Blasen, Wunden und Schmerzen

Die weltweit erste medizinische Spezialklinik für Epidermolysis bullosa (EB), das EB-Haus in Salzburg, feiert seinen zweiten Jahrestag. Molekularbiologe Prof. Dr. Josef Penninger und Humangenetiker Prof. Dr. Markus Hengstschläger stehen der debra-austria fortan als wissenschaftlicher Beirat zur Verfügung.

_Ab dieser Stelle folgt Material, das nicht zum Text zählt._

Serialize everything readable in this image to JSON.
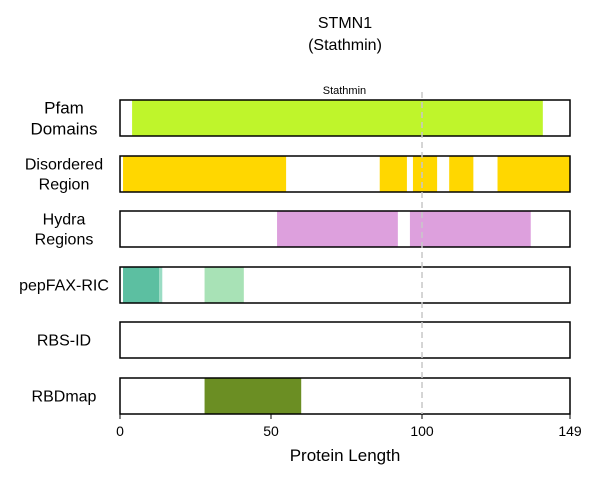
{
  "chart_data": {
    "type": "bar",
    "title": "STMN1",
    "subtitle": "(Stathmin)",
    "xlabel": "Protein Length",
    "xlim": [
      0,
      149
    ],
    "xticks": [
      0,
      50,
      100,
      149
    ],
    "marker_line": 100,
    "tracks": [
      {
        "name": "Pfam Domains",
        "label_lines": [
          "Pfam",
          "Domains"
        ],
        "segments": [
          {
            "start": 4,
            "end": 140,
            "color": "#bff52b",
            "label": "Stathmin"
          }
        ]
      },
      {
        "name": "Disordered Region",
        "label_lines": [
          "Disordered",
          "Region"
        ],
        "segments": [
          {
            "start": 1,
            "end": 55,
            "color": "#ffd700"
          },
          {
            "start": 86,
            "end": 95,
            "color": "#ffd700"
          },
          {
            "start": 97,
            "end": 105,
            "color": "#ffd700"
          },
          {
            "start": 109,
            "end": 117,
            "color": "#ffd700"
          },
          {
            "start": 125,
            "end": 149,
            "color": "#ffd700"
          }
        ]
      },
      {
        "name": "Hydra Regions",
        "label_lines": [
          "Hydra",
          "Regions"
        ],
        "segments": [
          {
            "start": 52,
            "end": 92,
            "color": "#dda0dd"
          },
          {
            "start": 96,
            "end": 136,
            "color": "#dda0dd"
          }
        ]
      },
      {
        "name": "pepFAX-RIC",
        "label_lines": [
          "pepFAX-RIC"
        ],
        "segments": [
          {
            "start": 1,
            "end": 13,
            "color": "#5cbfa1"
          },
          {
            "start": 13,
            "end": 14,
            "color": "#9adcc4"
          },
          {
            "start": 28,
            "end": 41,
            "color": "#a8e2b6"
          }
        ]
      },
      {
        "name": "RBS-ID",
        "label_lines": [
          "RBS-ID"
        ],
        "segments": []
      },
      {
        "name": "RBDmap",
        "label_lines": [
          "RBDmap"
        ],
        "segments": [
          {
            "start": 28,
            "end": 60,
            "color": "#6b8e23"
          }
        ]
      }
    ]
  }
}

„Schmetterlingskinder“ haben eine Haut so verletzlich wie die Flügel eines Schmetterlings. Sie leiden unter der folgenschweren, angeborenen Hauterkrankung Epidermolysis bullosa (EB), die schon bei geringster Belastung Blasen, Wunden und damit Schmerzen am ganzen Körper verursacht. Um die medizinische Betreuung für Betroffene sicherzustellen und die Forschung auszubauen, setzte sich die gemeinnützige Hilfsorganisation debra-austria in den vergangenen Jahren für die Errichtung einer eigenen Versorgungsstelle ein. Dank der Hilfsbereitschaft und der einmaligen Zuwendung des Bundes konnte im November 2005 das EB-Haus Austria an den Salzburger Landeskliniken eröffnet werden.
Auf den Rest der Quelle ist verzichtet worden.